Мне ненароком вспомнились долгие посиделки с бабушкой в больнице. Мама собирала меня и тащила туда, чтобы потом оставлять скучать на лавочке. Я ковырял потрескавшиеся края, пока она с лицом матери Терезы проникновенным голосом расспрашивала больную о ее состоянии. И изредка пихала меня локтем, чтобы я тоже что-то пробурчал. В эти моменты я совсем не любил бабушку. Она так долго и нудно рассказывала о всяких неинтересных вещах, что я представлял, будто это совершенно чужая старуха. Ведь не могла она быть той, которая всегда улыбалась, готовила самые вкусные пирожки, чьи руки были теплыми и ласковыми. Бабушка играла со мной в шпионов, создавала укрытие для наблюдения за котом. А эта чужая старушка пахла лекарствами и совершенно не интересовалась войной с четырехлапым захватчиком. Вскоре бабушка умерла, а я вырос таким же лицемером, как и все.

Дойдя до середины коридора, где находился дежурный пост, я увидел за стойкой медсестру и стал ее незаметно разглядывать. Молодая, но уже замученная и уставшая. Она сидела и заполняла бумаги, лишь изредка поднимая голову. Но ничего не происходило, и она с равнодушным лицом возвращалась к своему занятию. Я двинулся дальше. Мое внимание привлек женский силуэт, выделяющийся на фоне единственного окна. Она стояла, вытянувшись струной. Ее пальчики, вцепившиеся в голубую раму, побелели от напряжения. Я завороженно смотрел на эту худощавую фигуру в мешковатой одежде и перебирал в голове различные варианты событий, которые могли ее привести к этому окну. И вот как только мне показалось, что я поймал мысль, зазвонил телефон, и волшебство рассеялось. Манящая идея покинула меня, девушка обернулась и посмотрела с укором. Я поднял трубку и покинул свой пост.

– Друг, ну и бардак у тебя. Аня, конечно, всегда подмечает такие вещи, но тут даже я заметил.

– Уж прости, я гостей не ждал, – слегка раздраженно буркнул я.

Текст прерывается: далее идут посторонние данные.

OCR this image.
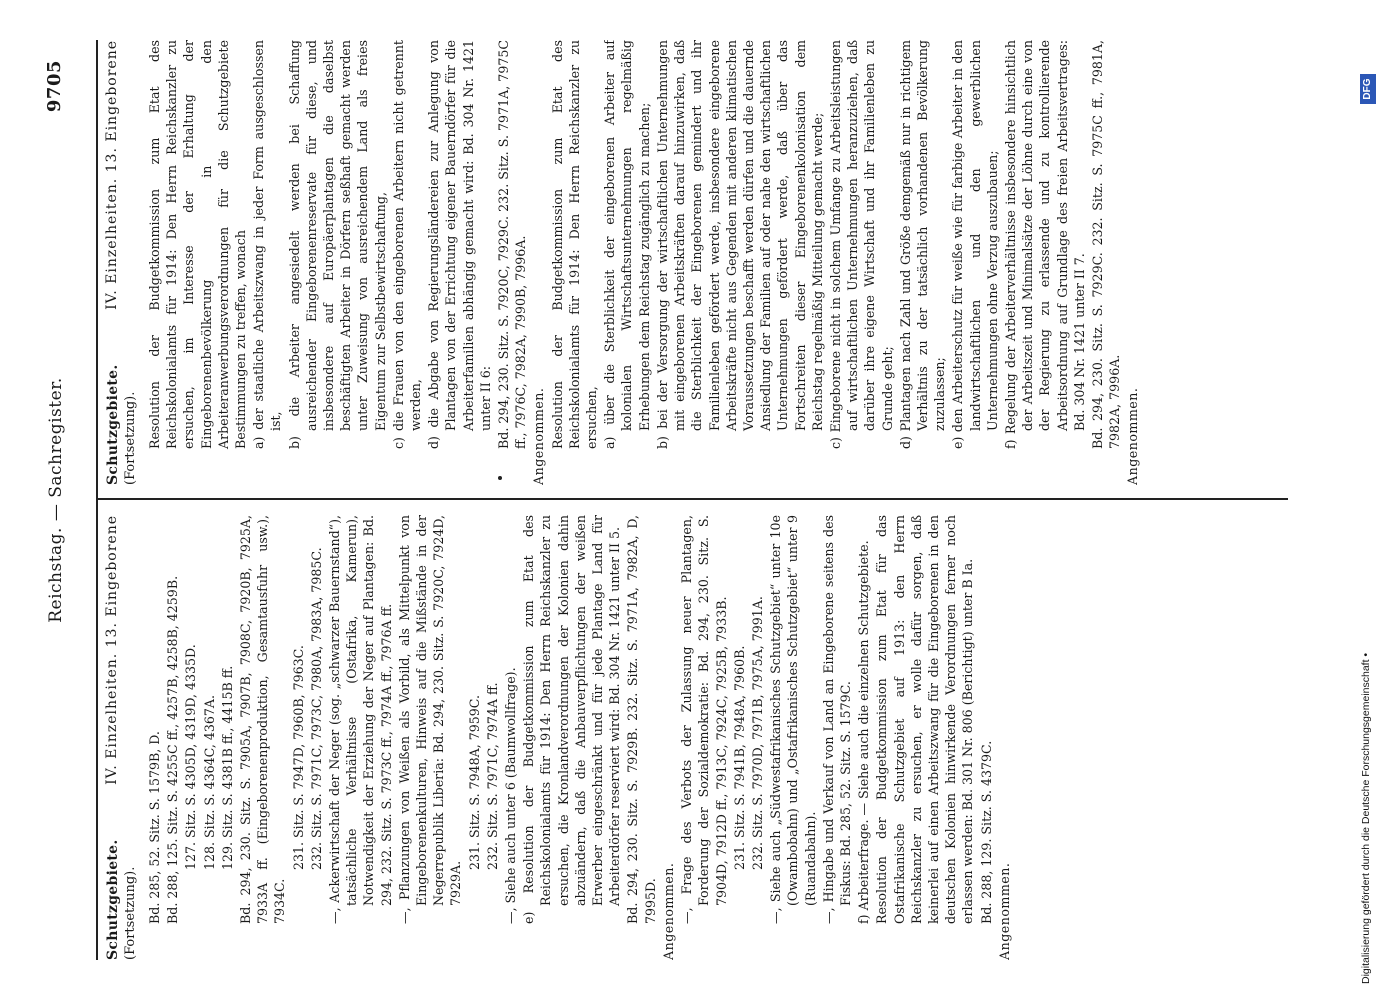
Reichstag. — Sachregister.
9705
Schutzgebiete. (Fortsetzung).
IV. Einzelheiten. 13. Eingeborene
Bd. 285, 52. Sitz. S. 1579B, D. Bd. 288, 125. Sitz. S. 4255C ff., 4257B, 4258B, 4259B. 127. Sitz. S. 4305D, 4319D, 4335D. 128. Sitz. S. 4364C, 4367A. 129. Sitz. S. 4381B ff., 4415B ff. Bd. 294, 230. Sitz. S. 7905A, 7907B, 7908C, 7920B, 7925A, 7933A ff. (Eingeborenenproduktion, Gesamtausfuhr usw.), 7934C.
231. Sitz. S. 7947D, 7960B, 7963C. 232. Sitz. S. 7971C, 7973C, 7980A, 7983A, 7985C. —, Ackerwirtschaft der Neger (sog. „schwarzer Bauernstand“), tatsächliche Verhältnisse (Ostafrika, Kamerun), Notwendigkeit der Erziehung der Neger auf Plantagen: Bd. 294, 232. Sitz. S. 7973C ff., 7974A ff., 7976A ff. —, Pflanzungen von Weißen als Vorbild, als Mittelpunkt von Eingeborenenkulturen, Hinweis auf die Mißstände in der Negerrepublik Liberia: Bd. 294, 230. Sitz. S. 7920C, 7924D, 7929A.
231. Sitz. S. 7948A, 7959C. 232. Sitz. S. 7971C, 7974A ff. —, Siehe auch unter 6 (Baumwollfrage). e) Resolution der Budgetkommission zum Etat des Reichskolonialamts für 1914: Den Herrn Reichskanzler zu ersuchen, die Kronlandverordnungen der Kolonien dahin abzuändern, daß die Anbauverpflichtungen der weißen Erwerber eingeschränkt und für jede Plantage Land für Arbeiterdörfer reserviert wird: Bd. 304 Nr. 1421 unter II 5. Bd. 294, 230. Sitz. S. 7929B. 232. Sitz. S. 7971A, 7982A, D, 7995D. Angenommen. —, Frage des Verbots der Zulassung neuer Plantagen, Forderung der Sozialdemokratie: Bd. 294, 230. Sitz. S. 7904D, 7912D ff., 7913C, 7924C, 7925B, 7933B. 231. Sitz. S. 7941B, 7948A, 7960B. 232. Sitz. S. 7970D, 7971B, 7975A, 7991A. —, Siehe auch „Südwestafrikanisches Schutzgebiet“ unter 10e (Owambobahn) und „Ostafrikanisches Schutzgebiet“ unter 9 (Ruandabahn). —, Hingabe und Verkauf von Land an Eingeborene seitens des Fiskus: Bd. 285, 52. Sitz. S. 1579C. f) Arbeiterfrage. — Siehe auch die einzelnen Schutzgebiete. Resolution der Budgetkommission zum Etat für das Ostafrikanische Schutzgebiet auf 1913: den Herrn Reichskanzler zu ersuchen, er wolle dafür sorgen, daß keinerlei auf einen Arbeitszwang für die Eingeborenen in den deutschen Kolonien hinwirkende Verordnungen ferner noch erlassen werden: Bd. 301 Nr. 806 (Berichtigt) unter B Ia. Bd. 288, 129. Sitz. S. 4379C. Angenommen.
Schutzgebiete. (Fortsetzung).
IV. Einzelheiten. 13. Eingeborene Resolution der Budgetkommission zum Etat des Reichskolonialamts für 1914: Den Herrn Reichskanzler zu ersuchen, im Interesse der Erhaltung der Eingeborenenbevölkerung in den Arbeiteranwerbungsverordnungen für die Schutzgebiete Bestimmungen zu treffen, wonach a) der staatliche Arbeitszwang in jeder Form ausgeschlossen ist, b) die Arbeiter angesiedelt werden bei Schaffung ausreichender Eingeborenenreservate für diese, und insbesondere auf Europäerplantagen die daselbst beschäftigten Arbeiter in Dörfern seßhaft gemacht werden unter Zuweisung von ausreichendem Land als freies Eigentum zur Selbstbewirtschaftung, c) die Frauen von den eingeborenen Arbeitern nicht getrennt werden, d) die Abgabe von Regierungsländereien zur Anlegung von Plantagen von der Errichtung eigener Bauerndörfer für die Arbeiterfamilien abhängig gemacht wird: Bd. 304 Nr. 1421 unter II 6: Bd. 294, 230. Sitz. S. 7920C, 7929C. 232. Sitz. S. 7971A, 7975C ff., 7976C, 7982A, 7990B, 7996A. Angenommen. Resolution der Budgetkommission zum Etat des Reichskolonialamts für 1914: Den Herrn Reichskanzler zu ersuchen, a) über die Sterblichkeit der eingeborenen Arbeiter auf kolonialen Wirtschaftsunternehmungen regelmäßig Erhebungen dem Reichstag zugänglich zu machen; b) bei der Versorgung der wirtschaftlichen Unternehmungen mit eingeborenen Arbeitskräften darauf hinzuwirken, daß die Sterblichkeit der Eingeborenen gemindert und ihr Familienleben gefördert werde, insbesondere eingeborene Arbeitskräfte nicht aus Gegenden mit anderen klimatischen Voraussetzungen beschafft werden dürfen und die dauernde Ansiedlung der Familien auf oder nahe den wirtschaftlichen Unternehmungen gefördert werde, daß über das Fortschreiten dieser Eingeborenenkolonisation dem Reichstag regelmäßig Mitteilung gemacht werde; c) Eingeborene nicht in solchem Umfange zu Arbeitsleistungen auf wirtschaftlichen Unternehmungen heranzuziehen, daß darüber ihre eigene Wirtschaft und ihr Familienleben zu Grunde geht; d) Plantagen nach Zahl und Größe demgemäß nur in richtigem Verhältnis zu der tatsächlich vorhandenen Bevölkerung zuzulassen; e) den Arbeiterschutz für weiße wie für farbige Arbeiter in den landwirtschaftlichen und den gewerblichen Unternehmungen ohne Verzug auszubauen; f) Regelung der Arbeiterverhältnisse insbesondere hinsichtlich der Arbeitszeit und Minimalsätze der Löhne durch eine von der Regierung zu erlassende und zu kontrollierende Arbeitsordnung auf Grundlage des freien Arbeitsvertrages: Bd. 304 Nr. 1421 unter II 7. Bd. 294, 230. Sitz. S. 7929C. 232. Sitz. S. 7975C ff., 7981A, 7982A, 7996A. Angenommen.
Digitalisierung gefördert durch die Deutsche Forschungsgemeinschaft •
DFG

– Слушай, давно пора тебе обзавестись женщиной, хоть порядок будет дома. Ладно, ты бы гулящий был, я б молчал. Но у тебя ни временной, ни постоянной. Жаль, ты левую руку повредил, глядишь, если бы правую, процесс бы сдвинулся с мертвой точки.

Я засмеялся, но как-то не весело. Возможно, все дело в том, что он прав, я действительно одичал. Порой, бывает так одиноко, что хоть на стену лезь. Но я слишком горд, чтобы в этом признаться, даже близкому другу.

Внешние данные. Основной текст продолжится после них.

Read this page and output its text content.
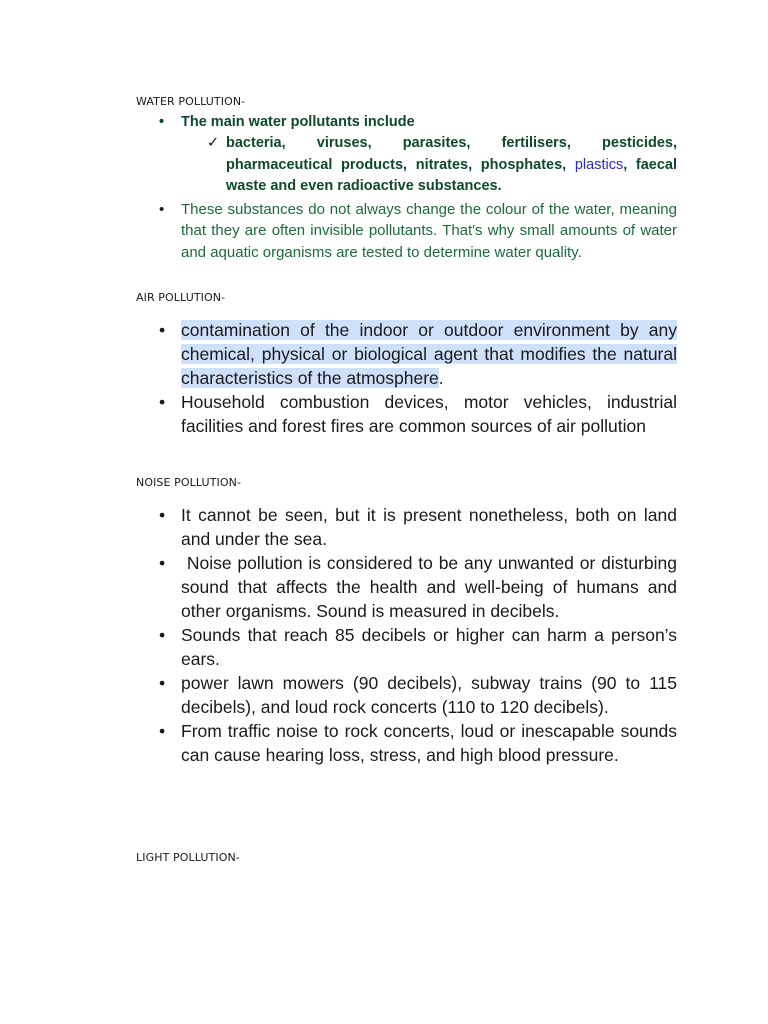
WATER POLLUTION-

• The main water pollutants include
✓ bacteria, viruses, parasites, fertilisers, pesticides, pharmaceutical products, nitrates, phosphates, plastics, faecal waste and even radioactive substances.
• These substances do not always change the colour of the water, meaning that they are often invisible pollutants. That's why small amounts of water and aquatic organisms are tested to determine water quality.

AIR POLLUTION-

• contamination of the indoor or outdoor environment by any chemical, physical or biological agent that modifies the natural characteristics of the atmosphere.
• Household combustion devices, motor vehicles, industrial facilities and forest fires are common sources of air pollution

NOISE POLLUTION-

• It cannot be seen, but it is present nonetheless, both on land and under the sea.
• Noise pollution is considered to be any unwanted or disturbing sound that affects the health and well-being of humans and other organisms. Sound is measured in decibels.
• Sounds that reach 85 decibels or higher can harm a person’s ears.
• power lawn mowers (90 decibels), subway trains (90 to 115 decibels), and loud rock concerts (110 to 120 decibels).
• From traffic noise to rock concerts, loud or inescapable sounds can cause hearing loss, stress, and high blood pressure.

LIGHT POLLUTION-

– Вот выйду из больницы и займусь личной жизнью.

– Да-да, говорят, за каждым падением следует подъем.

– Или подкол от старого друга.

– Не такой уж я и старый. Ладно, давай по делу, вещи собрал, буду у тебя через час.

– Спасибо, милый друг!

– Так и быть, захвачу подруг, – раздался его звонкий смех. – Всё, давай, мчу.

Я сунул телефон в карман, вернулся в палату и задумался: «Куда я так спешил?»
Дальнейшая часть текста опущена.